SUMMARY We present a procedure for the numerical computation of the seismic waves in realistic 3‐D geo‐models. The procedure is based on a parallel implementation of the Fourier pseudo‐spectral method (FPSM) on staggered grids. FPSM solves spatial derivatives with optimal accuracy in domains which are discretized in easy‐to‐handle, structured meshes. The application of the presented procedure is therefore advantageous, in terms of both accuracy and simplicity of use, whenever the geo‐model can be adequately sampled by a structured grid. To be applicable to a wide range of geophysical problems, the procedure implements the most important features needed for modelling the seismic waves propagation, that is intrinsic attenuation, seismic velocity anisotropy and irregular topography.

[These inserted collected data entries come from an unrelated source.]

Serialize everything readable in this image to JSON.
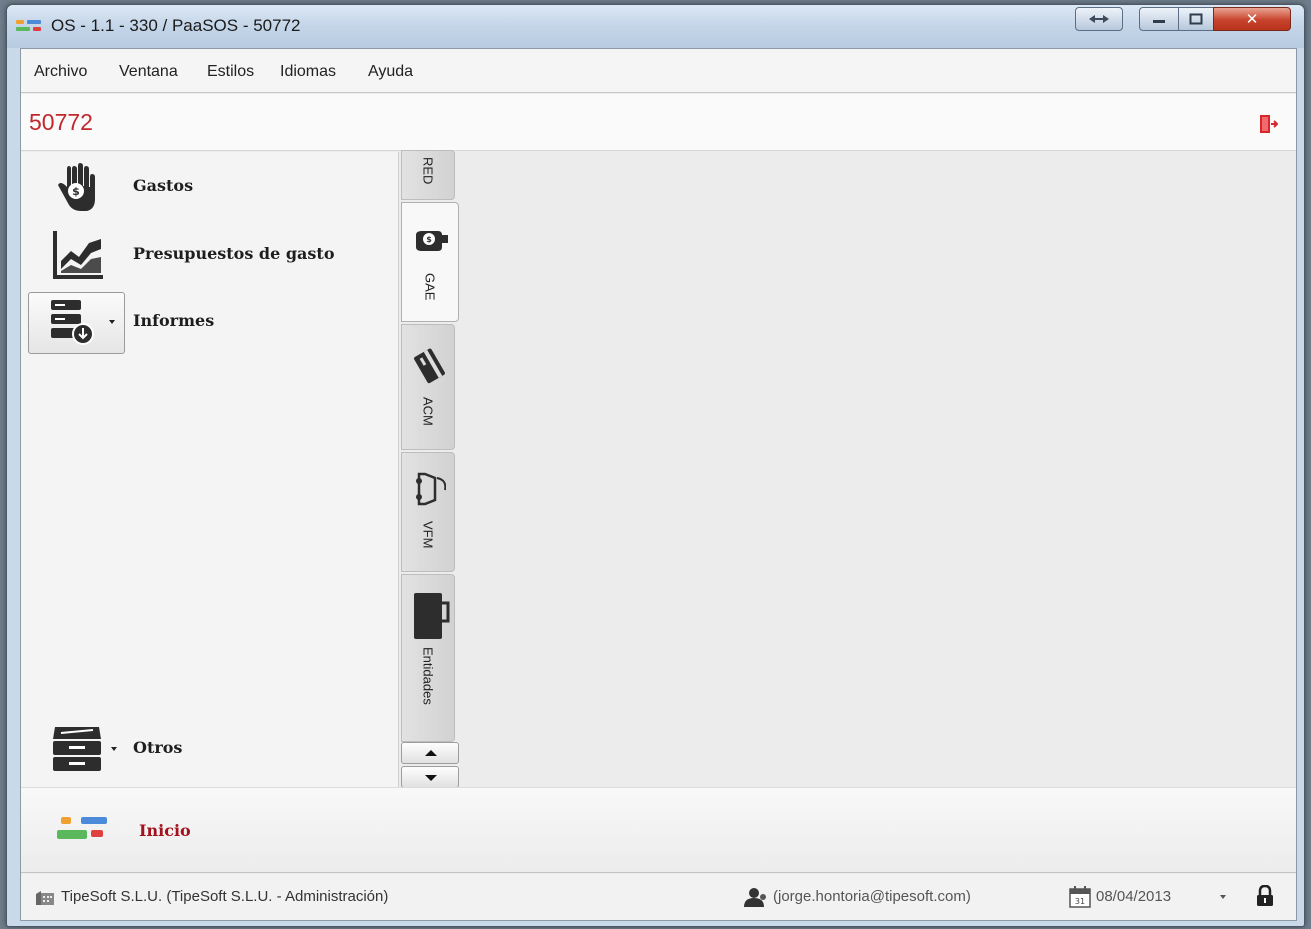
{
  "window": {
    "title": "OS - 1.1 - 330 / PaaSOS - 50772"
  },
  "menu": {
    "items": [
      "Archivo",
      "Ventana",
      "Estilos",
      "Idiomas",
      "Ayuda"
    ]
  },
  "header": {
    "title": "50772"
  },
  "sidebar": {
    "items": [
      {
        "label": "Gastos",
        "icon": "hand-money-icon"
      },
      {
        "label": "Presupuestos de gasto",
        "icon": "chart-icon"
      },
      {
        "label": "Informes",
        "icon": "report-download-icon"
      }
    ],
    "footer_item": {
      "label": "Otros",
      "icon": "archive-icon"
    }
  },
  "tabs": [
    {
      "label": "RED",
      "icon": null
    },
    {
      "label": "GAE",
      "icon": "hand-money-icon",
      "active": true
    },
    {
      "label": "ACM",
      "icon": "card-icon"
    },
    {
      "label": "VFM",
      "icon": "car-key-icon"
    },
    {
      "label": "Entidades",
      "icon": "briefcase-icon"
    }
  ],
  "bottom": {
    "inicio_label": "Inicio"
  },
  "status": {
    "company": "TipeSoft S.L.U. (TipeSoft S.L.U. - Administración)",
    "user": "(jorge.hontoria@tipesoft.com)",
    "date": "08/04/2013"
  },
  "colors": {
    "accent_red": "#c0282d",
    "logo_blue": "#4a8ad8",
    "logo_green": "#5cb85c",
    "logo_red": "#e04040",
    "logo_orange": "#f0a030"
  }
}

The intrinsic attenuation is implemented by means of the generalized zener body GZB mechanical model. Orthorhombic symmetry is considered for the description of the seismic anisotropy. Irregular topography is approximated by a staircase of cubic cells and treated using an original approach based on discrete Fourier transforms of arbitrary length. Sharp impedance contrasts in the geo‐model are handled by suitable averaging of the material properties to reduce phase misalignments and staircase effects due to the structured grid. Absorbing boundaries based on the convolutional perfectly matching layer technique are adopted. Finally, the efficiency of the proposed procedure is illustrated by a number of tests and examples.